2011年9月26日月曜日

The Promise / Bruce Springsteen

昨年Bruceは1970年代後半の未発表曲からなるThe Promise:The Darkness On The Edge Of Town Storyをリリース。
要は没になってたのを30年以上経ってから発表したのだが、その内容のあまりの高品質は世界を驚かせるに十分だった。
そのタイトル曲がこの「The Promise」だ。「18トラックス」というアルバム未収録曲を集めた過去の作品にもピアノ引き語りのversionで収められていた曲。その時は地味な曲だなと、あまりいい印象が無かった。

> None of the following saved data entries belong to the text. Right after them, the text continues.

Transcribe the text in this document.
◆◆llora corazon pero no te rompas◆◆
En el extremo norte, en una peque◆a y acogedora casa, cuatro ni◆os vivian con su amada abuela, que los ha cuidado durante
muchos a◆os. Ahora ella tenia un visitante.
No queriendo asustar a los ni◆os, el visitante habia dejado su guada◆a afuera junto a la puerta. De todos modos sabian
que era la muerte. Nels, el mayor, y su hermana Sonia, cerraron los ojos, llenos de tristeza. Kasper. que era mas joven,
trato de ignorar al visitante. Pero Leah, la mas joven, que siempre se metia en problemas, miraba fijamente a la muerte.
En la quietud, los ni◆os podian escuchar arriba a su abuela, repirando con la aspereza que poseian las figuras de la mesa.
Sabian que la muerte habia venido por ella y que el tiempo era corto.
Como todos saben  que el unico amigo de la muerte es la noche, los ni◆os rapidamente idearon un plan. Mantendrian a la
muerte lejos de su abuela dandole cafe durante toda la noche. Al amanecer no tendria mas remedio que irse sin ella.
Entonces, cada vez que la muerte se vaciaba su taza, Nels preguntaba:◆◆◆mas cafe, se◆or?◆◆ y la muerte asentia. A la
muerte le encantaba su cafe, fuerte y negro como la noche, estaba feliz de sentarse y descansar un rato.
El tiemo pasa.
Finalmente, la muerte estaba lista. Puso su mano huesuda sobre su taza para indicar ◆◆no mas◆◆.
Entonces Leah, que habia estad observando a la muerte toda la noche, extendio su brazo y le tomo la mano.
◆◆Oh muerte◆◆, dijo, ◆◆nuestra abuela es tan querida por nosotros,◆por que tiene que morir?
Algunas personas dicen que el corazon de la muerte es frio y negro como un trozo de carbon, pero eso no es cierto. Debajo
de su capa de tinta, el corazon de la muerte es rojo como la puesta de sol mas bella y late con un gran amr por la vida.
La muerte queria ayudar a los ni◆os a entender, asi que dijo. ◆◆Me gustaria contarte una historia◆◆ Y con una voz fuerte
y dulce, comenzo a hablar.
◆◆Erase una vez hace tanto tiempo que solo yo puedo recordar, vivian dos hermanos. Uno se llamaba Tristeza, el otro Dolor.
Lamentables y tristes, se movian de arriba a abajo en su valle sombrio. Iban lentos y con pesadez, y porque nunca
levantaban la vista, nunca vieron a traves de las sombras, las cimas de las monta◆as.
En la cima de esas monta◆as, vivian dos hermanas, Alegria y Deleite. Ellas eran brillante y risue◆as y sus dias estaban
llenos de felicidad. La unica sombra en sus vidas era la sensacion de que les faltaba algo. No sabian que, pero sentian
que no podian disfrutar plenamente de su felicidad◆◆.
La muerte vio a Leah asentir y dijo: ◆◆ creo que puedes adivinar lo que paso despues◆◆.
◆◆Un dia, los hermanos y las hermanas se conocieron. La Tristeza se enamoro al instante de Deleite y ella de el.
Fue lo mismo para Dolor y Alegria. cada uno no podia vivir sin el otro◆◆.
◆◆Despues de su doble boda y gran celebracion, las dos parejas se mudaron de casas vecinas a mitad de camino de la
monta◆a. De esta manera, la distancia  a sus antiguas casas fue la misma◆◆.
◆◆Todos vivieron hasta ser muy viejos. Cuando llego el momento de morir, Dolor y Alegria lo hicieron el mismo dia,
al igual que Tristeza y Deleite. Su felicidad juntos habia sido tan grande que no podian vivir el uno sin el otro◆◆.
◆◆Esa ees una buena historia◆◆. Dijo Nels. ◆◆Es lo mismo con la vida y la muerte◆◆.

しかし、今回はどうよ?って完全にノックアウトされたね。こんないい曲が有ったんだと。あぁ生きてて良かった!
the promise
ガラス細工のように繊細なイントロに導かれ、E Street Bandの重厚な演奏をバックに朗々と歌うBruceの声よ。
まだ若く艶と張りがあって素晴らしい。
しかし歌詞では、人生を掛けていたストリートレースから車を売って身を引いて以降の挫折の日々が歌われる。
1978年発表のアルバム「The Darkness On The Edge Of Town」に収録されていた名曲「Racing in the Street」と
「Price You Pay」が合体したような歌詞だ。この2曲の元歌が「The Promise」なのかも知れない。
スローで押さえぎみの曲調に、2番からはオルガンがずっしりと乗り、♪thunder road~♪のコーラスに流れ込む。
たまりませんな。いつも、何度聴いても涙が…。そしてガラスの旋律でアウトロ。おぉぉぉ…
こんな感動的な大作を30年以上も出さずにいたなんて、何と贅沢なことを。
Bruceは天才とかBossとか言われる前に、1枚のアルバム発表に賭けるの鬼のような執念で知られている。没は多いのだ。
この曲ができた当時、Bruceは訴訟に巻き込まれ、全盛期でありながらアルバムを発表できなかったという。
そんな環境と類希な才能がこの曲を生み、葬った。そして時を経て蘇ったこのThe Promise, simply awesome!